Sellers particularly, have a large amount of paperwork to complete, and therefore it is essential that the information is all in place and ready to be sent to the buyer’s lawyer as soon as a sale has been agreed. Delays in sending paperwork can often draw out the process considerably.
What do you recommend?
Sellers should ideally instruct their lawyer well before an offer is accepted on their property. This will then provide the sellers with ample time to organise their paperwork, bring any deeds and documents into the office and also complete the property forms. If this is done at the earliest opportunity, any queries or questions by the lawyer in relation to the paperwork can be dealt with prior to a sale being agreed. Hopefully on this basis, any issues can be ironed out.
The more the better! Encourage your sellers to send/bring into their lawyer’s office all of their title deeds and documents, guarantees, planning permissions, building regulation consents. Basically, as much information as they can. The seller will refer to the information on the property forms and the buyers are likely to want to see copies of the documents. It will save time during the transaction if these documents are readily available.

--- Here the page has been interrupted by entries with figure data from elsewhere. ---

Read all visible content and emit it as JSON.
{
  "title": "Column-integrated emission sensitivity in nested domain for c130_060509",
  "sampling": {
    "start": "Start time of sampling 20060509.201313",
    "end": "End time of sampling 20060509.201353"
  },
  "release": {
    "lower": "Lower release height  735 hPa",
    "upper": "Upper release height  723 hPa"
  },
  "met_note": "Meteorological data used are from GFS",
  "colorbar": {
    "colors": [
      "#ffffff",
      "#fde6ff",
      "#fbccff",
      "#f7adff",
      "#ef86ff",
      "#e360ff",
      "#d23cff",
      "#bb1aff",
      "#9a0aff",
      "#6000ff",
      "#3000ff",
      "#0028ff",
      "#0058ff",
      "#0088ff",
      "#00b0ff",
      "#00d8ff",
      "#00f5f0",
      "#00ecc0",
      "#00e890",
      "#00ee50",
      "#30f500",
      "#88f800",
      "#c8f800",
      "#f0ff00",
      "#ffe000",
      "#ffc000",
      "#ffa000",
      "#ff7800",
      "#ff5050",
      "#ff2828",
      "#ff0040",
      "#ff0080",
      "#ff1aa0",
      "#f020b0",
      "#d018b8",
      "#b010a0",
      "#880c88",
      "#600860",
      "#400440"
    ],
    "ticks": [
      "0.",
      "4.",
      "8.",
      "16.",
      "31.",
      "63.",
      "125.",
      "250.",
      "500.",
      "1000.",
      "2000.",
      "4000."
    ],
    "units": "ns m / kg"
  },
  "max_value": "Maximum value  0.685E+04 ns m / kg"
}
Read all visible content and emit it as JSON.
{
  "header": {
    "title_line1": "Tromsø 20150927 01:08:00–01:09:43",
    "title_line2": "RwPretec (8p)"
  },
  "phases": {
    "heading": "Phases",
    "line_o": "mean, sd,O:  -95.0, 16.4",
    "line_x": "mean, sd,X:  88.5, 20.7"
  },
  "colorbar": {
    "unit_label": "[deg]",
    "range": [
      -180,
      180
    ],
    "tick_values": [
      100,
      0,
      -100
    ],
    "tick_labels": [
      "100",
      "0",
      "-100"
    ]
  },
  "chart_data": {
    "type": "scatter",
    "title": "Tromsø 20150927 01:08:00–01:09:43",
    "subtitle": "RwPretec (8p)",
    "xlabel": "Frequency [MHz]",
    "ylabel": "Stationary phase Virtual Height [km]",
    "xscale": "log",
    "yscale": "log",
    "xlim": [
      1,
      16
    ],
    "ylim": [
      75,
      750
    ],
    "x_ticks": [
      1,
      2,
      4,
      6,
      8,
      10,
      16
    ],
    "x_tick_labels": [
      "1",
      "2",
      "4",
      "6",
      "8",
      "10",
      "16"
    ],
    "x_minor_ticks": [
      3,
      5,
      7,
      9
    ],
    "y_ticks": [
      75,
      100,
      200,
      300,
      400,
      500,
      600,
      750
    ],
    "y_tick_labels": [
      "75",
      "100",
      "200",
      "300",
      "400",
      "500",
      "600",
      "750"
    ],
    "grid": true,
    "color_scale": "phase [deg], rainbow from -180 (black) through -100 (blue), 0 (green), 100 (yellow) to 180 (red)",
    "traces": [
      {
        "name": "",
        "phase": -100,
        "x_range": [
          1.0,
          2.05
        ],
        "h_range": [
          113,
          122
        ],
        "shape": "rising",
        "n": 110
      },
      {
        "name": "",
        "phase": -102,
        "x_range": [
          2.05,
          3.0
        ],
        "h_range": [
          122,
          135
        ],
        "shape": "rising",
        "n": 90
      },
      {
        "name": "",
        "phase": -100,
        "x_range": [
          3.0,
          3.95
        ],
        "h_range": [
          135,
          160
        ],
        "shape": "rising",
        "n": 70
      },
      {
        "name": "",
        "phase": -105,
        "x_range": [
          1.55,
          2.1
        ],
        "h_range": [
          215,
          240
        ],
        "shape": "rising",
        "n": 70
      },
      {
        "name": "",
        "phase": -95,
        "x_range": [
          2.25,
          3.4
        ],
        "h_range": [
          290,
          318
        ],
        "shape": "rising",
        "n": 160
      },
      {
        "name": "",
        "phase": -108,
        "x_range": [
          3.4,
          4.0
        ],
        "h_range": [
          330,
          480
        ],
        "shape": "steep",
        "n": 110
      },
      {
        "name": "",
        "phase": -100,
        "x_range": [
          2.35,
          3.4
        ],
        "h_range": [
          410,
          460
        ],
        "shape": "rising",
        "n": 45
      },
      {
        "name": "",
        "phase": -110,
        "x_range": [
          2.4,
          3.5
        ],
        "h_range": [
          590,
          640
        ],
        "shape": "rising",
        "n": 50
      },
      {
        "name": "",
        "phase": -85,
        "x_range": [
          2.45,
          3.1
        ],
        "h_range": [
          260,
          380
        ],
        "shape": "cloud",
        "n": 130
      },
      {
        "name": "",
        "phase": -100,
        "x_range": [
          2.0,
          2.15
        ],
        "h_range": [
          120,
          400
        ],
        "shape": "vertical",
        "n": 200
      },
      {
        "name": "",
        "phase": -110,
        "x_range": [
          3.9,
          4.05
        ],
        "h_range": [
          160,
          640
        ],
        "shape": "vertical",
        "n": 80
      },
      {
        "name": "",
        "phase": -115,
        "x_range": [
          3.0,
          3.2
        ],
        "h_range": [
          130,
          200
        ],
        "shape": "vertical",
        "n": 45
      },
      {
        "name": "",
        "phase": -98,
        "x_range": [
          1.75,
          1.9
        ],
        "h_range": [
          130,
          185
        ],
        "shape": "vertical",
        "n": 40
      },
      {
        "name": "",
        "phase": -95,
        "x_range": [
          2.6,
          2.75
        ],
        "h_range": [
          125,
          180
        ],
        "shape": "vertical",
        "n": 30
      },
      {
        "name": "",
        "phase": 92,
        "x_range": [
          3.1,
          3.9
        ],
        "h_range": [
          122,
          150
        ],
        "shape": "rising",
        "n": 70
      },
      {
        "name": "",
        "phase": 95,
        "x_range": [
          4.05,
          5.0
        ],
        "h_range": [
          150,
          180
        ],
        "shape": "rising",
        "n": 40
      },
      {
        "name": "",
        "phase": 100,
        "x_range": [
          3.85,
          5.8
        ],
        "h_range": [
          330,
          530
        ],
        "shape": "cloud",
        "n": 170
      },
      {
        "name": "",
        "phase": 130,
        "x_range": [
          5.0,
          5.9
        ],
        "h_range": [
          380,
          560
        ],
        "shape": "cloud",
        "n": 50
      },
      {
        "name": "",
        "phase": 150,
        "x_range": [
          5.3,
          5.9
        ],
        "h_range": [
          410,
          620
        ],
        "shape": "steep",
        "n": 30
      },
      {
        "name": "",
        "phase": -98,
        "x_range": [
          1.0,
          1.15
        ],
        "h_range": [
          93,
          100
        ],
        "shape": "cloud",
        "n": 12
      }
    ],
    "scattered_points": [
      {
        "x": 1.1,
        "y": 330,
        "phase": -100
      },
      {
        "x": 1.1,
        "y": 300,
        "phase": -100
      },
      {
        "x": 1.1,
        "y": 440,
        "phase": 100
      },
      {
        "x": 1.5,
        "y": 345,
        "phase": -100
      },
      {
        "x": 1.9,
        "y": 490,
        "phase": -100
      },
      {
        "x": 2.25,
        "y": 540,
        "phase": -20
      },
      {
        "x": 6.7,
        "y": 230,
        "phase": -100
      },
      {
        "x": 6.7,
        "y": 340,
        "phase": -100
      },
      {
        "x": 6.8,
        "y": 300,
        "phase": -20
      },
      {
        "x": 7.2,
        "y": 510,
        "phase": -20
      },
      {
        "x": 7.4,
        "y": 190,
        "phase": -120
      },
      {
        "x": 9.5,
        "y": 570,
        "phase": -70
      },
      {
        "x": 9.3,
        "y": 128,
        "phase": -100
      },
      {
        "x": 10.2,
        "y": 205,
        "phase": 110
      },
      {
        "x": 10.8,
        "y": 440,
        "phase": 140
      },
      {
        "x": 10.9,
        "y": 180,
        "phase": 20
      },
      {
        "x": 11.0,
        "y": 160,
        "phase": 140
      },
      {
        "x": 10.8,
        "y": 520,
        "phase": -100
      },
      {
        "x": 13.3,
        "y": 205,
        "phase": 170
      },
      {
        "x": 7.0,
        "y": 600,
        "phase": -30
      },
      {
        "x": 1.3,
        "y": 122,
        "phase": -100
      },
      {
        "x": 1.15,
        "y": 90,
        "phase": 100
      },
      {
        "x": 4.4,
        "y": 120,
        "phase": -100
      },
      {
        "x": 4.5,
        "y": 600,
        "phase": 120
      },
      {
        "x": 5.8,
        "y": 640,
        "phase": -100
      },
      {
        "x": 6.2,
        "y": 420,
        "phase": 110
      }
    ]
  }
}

What are the potential delays?
Unfortunately, it isn’t just the sellers themselves who need to provide information and paperwork to move their sale forwards. Very often, sellers are relying on other individuals and companies to supply information about their property to enable them to sell. When selling leasehold properties, especially flats (approximately 200,000, or 1 in every 5, properties sold in the UK are), sellers are relying on landlords and managing agents to provide information before they are able to proceed. The seller’s lawyer usually contacts these parties to obtain such information as service charge and ground rent levels, anticipated major works and any breaches of the lease terms and further information.
As a result, the average time it takes to obtain the required information is 3 weeks, in some instances taking 8 weeks! The cost of obtaining the information can cost sellers an average of £350, with some costs exceeding £800.
What can sellers do?
If sellers are aware that their management company and/or landlord are slow to respond, it may be worth applying for the information before a sale is even agreed. Sellers do run the risk of paying out and then possibly not selling later on down the line, but there is a huge benefit of being prepared as early as possible and not delaying an exchange of contracts.
Alternatively, sellers could ask their management company to notify them of the time they take to put the information together, so they can gauge the timing of this as soon as a sale is agreed, and notify any buyer straightaway (so as not to put them off).
Also, sellers need to ensure they have the funds in place to pay for the information pack straightaway.
Will it cost the sellers more to instruct early on?
We are happy to hold the information and review it prior to a sale being agreed, and will not charge any extra fees for doing so.